Victory by an anti-Obamacare Republican in a Democratic district may forecast trouble ahead for Mark Pryor and Mike Ross
♦By Rich Shumate, Chickenfriedpolitics.com editor
JONESBORO, Arkansas (CFP) — The results of a special election to fill a vacancy in the Arkansas Senate are making Natural State Democrats mighty nervous.
Republican John Cooper easily defeated Democrat Steve Rockwell in a district in Jonesboro, in the northeastern part of the state.
He was also running in a what had been a Democratic district, in a part of the state that traditionally leans Democratic.
But Cooper, a retired AT&T manager, based his campaign on opposition to the state’s private-option expansion of Medicaid to cover uninsured Arkansans — an expansion made possible by the federal Affordable Care Act, popularly known as Obamacare.
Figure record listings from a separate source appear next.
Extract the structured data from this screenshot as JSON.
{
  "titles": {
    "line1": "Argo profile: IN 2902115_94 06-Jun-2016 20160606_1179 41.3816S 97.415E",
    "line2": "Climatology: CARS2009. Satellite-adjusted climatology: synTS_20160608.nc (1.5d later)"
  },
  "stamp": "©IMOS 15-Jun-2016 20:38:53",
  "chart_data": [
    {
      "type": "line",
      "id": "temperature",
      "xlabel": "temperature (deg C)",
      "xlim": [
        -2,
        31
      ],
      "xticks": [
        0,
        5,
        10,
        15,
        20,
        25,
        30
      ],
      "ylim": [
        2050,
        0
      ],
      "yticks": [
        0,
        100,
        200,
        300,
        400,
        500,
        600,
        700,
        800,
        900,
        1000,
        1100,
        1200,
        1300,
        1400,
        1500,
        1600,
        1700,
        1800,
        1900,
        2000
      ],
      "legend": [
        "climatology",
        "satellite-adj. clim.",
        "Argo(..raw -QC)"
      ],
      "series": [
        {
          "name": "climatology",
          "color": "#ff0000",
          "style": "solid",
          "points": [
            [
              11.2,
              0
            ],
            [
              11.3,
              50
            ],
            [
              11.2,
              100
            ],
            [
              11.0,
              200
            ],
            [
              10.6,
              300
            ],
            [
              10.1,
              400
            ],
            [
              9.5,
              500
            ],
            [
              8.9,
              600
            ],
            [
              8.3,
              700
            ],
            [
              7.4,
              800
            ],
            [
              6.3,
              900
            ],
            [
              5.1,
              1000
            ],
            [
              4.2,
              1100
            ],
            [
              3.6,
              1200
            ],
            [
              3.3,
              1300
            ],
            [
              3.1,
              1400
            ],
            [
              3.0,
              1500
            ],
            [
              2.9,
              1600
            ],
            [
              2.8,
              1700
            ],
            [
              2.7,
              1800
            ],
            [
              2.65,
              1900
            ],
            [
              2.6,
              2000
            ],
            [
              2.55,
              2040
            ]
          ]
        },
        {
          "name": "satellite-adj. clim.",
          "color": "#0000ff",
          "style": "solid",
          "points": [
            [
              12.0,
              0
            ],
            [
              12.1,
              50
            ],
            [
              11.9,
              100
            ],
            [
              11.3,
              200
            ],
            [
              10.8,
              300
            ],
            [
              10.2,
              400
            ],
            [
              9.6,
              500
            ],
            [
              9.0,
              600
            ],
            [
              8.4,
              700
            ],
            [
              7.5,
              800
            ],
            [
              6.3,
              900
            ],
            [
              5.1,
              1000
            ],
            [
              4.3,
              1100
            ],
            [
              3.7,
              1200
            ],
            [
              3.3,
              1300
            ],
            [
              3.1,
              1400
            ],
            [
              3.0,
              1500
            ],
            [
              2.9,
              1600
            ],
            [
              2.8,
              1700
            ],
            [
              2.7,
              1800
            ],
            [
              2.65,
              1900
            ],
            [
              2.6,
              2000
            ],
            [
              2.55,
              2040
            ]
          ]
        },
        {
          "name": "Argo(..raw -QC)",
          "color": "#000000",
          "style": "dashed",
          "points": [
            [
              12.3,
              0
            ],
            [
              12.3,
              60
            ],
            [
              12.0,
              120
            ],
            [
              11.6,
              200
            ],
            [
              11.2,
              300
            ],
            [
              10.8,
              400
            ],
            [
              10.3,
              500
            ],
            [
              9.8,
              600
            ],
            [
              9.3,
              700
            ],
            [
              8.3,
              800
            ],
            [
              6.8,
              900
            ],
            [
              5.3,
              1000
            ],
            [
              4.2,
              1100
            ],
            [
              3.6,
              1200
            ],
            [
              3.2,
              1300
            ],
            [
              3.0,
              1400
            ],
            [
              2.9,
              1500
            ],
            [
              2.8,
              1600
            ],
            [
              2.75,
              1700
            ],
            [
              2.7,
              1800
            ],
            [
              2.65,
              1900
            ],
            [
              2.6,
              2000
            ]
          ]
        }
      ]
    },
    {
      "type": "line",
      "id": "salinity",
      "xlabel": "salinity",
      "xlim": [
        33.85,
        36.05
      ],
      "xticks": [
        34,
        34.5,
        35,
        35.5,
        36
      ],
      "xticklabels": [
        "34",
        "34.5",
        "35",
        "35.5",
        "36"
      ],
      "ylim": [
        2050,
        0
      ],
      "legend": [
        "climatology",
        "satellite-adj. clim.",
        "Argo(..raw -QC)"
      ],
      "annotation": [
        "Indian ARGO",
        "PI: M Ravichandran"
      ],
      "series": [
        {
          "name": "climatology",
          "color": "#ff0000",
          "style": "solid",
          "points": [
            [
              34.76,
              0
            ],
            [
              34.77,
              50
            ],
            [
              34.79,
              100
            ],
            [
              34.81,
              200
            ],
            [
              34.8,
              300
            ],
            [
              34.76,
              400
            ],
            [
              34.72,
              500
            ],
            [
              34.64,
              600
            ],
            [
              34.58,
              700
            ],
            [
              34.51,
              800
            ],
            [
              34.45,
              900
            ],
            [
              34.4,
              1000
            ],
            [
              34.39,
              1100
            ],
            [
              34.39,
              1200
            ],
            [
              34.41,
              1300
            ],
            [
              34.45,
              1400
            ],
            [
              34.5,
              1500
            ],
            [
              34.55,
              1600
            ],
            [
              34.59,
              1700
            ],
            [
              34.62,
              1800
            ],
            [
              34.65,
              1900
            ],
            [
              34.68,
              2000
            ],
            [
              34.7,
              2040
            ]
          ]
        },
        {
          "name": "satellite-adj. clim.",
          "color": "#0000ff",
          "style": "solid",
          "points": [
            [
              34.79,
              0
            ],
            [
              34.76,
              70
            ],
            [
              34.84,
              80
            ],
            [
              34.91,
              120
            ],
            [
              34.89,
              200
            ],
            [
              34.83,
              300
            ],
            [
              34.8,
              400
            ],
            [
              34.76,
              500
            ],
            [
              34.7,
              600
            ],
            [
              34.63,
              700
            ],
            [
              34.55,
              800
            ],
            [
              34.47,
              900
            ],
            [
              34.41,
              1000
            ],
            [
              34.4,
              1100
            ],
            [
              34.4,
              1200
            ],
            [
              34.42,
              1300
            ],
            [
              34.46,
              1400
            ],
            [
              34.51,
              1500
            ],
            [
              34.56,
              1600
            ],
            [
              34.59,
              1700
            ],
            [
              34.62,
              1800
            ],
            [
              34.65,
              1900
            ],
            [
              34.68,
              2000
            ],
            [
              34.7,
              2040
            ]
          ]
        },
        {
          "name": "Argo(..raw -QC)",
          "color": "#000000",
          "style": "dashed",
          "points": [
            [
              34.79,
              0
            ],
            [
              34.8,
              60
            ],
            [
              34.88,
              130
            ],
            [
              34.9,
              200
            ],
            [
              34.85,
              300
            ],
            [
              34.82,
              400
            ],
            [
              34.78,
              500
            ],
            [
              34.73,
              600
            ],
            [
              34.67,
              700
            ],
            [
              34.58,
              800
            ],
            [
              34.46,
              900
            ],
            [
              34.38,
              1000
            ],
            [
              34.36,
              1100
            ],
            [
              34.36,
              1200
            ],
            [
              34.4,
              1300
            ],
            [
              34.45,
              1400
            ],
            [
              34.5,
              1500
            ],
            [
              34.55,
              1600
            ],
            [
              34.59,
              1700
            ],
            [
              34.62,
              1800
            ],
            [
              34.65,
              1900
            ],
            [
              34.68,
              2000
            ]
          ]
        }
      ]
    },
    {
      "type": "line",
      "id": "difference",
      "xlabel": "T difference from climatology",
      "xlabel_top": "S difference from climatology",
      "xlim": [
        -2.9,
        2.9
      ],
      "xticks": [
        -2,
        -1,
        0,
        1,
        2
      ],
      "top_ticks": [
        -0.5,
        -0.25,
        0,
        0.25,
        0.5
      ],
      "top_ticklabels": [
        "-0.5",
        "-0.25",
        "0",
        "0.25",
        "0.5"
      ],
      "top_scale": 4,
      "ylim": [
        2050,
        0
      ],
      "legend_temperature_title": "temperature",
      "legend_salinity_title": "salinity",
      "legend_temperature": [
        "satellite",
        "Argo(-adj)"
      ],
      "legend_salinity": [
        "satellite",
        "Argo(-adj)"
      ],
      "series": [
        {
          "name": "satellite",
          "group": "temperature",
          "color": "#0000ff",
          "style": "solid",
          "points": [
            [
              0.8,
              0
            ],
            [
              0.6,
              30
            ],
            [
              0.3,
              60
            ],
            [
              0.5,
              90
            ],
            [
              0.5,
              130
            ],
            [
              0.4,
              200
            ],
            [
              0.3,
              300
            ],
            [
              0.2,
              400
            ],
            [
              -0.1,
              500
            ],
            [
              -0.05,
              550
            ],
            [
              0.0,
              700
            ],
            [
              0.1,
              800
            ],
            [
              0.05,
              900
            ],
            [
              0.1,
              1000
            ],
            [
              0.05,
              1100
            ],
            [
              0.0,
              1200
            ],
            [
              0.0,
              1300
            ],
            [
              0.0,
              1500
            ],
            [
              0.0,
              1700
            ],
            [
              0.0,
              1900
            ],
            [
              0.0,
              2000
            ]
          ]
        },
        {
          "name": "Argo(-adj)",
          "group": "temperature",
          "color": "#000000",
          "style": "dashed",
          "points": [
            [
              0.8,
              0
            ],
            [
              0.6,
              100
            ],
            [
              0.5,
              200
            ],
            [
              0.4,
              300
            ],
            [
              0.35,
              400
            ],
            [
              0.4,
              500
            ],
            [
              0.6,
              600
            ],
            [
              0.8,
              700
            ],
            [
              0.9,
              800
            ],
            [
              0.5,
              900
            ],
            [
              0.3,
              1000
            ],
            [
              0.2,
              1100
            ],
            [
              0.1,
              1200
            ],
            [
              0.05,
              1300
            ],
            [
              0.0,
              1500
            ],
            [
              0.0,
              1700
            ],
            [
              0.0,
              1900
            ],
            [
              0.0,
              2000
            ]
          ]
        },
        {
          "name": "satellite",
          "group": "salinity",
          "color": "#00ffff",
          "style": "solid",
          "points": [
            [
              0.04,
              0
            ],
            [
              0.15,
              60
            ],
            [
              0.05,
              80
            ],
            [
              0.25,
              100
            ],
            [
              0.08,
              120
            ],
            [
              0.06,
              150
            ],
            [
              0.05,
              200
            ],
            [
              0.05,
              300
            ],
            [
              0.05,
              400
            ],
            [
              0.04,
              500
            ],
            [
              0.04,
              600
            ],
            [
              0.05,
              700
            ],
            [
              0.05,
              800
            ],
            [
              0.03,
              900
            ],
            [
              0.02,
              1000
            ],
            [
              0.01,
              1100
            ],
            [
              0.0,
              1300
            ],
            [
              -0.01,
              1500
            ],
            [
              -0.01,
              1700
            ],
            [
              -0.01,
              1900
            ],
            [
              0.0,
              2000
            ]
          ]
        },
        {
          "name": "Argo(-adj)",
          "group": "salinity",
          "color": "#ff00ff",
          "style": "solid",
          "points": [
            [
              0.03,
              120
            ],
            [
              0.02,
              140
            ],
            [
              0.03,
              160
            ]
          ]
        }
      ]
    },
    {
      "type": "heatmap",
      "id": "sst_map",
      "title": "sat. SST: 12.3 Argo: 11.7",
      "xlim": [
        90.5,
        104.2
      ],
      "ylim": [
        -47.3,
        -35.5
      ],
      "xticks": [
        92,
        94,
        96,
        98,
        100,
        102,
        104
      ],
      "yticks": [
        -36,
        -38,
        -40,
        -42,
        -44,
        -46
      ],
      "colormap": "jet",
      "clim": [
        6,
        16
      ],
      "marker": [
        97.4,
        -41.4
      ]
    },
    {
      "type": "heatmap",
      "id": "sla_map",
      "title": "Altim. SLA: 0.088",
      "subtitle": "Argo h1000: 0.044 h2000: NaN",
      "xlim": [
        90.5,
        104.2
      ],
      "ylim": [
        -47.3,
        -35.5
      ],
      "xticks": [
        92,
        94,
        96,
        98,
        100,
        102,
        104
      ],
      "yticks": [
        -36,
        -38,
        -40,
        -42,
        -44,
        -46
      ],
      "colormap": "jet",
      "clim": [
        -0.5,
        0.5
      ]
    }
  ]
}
Rockwell supported the private option, which Beebe pushed through the legislature last year. While the propoal had substantial Republican support at the time, a strongly anti-Obamacare faction of the GOP was incensed and has been making their displeasure known ever since.
Cooper’s victory may imperil the private option, which will come before the legislature again this year. The first time around, it passed in the Senate with just two votes to spare, one of which was cast by the man Cooper is replacing, Paul Bookout.
But perhaps more ominously for Democrats, it indicates the potency of Obamacare as a issue Republicans can use in November.
Pryor, who voted for Obamacare, is being assailed for that vote at every turn by his Republican opponent, U.S. Rep. Tom Cotton.
Ross may also face the backlash in the governor’s race. He supported Obamacare on a key vote in a House committee, although, in the end, he voted against it on the floor. But he has come out in favor of the public option in Arkansas.
Of the three Republicans in the gubernatorial primary, two — Little Rock businessman Curtis Coleman and State Rep. Debra Hobbs of Rogers — have come out against the private option. Hobbs voted against it; Coleman’s campaign Web site features a petition calling for its repeal.
The Republican frontrunner, former U.S. Rep. Asa Hutchinson, has not taken a clear position on the private option. However, he has been highly critical of Ross for his committe vote for the Obamacare bill.
Coleman and Hobbs have been trying to make hay out of Hutchinson’s lack of clarity on the private option. It remains to be seen if either one of them can ride it to victory in the primary.
But no matter who Republicans end up nominating, Obamacare is going to be the 800-pound gorilla in both the races for Senate and governor. And if the Jonesboro Senate race is a barometer of how it may play, that is not good news for Pryor or Ross.
Even more problematic may be the fact that the fight over the private option will dominate the upcoming legislative budget session, pitting Beebe and his Democratic allies in the legislature against a very noisy anti-Obamacare faction for weeks on end.
One potential silver lining for Ross and Pryor: If Republicans manage to torpedo the private option, as many as 250,000 Arkansans who will be thrown off the insurance rolls may get mad enough to fight back.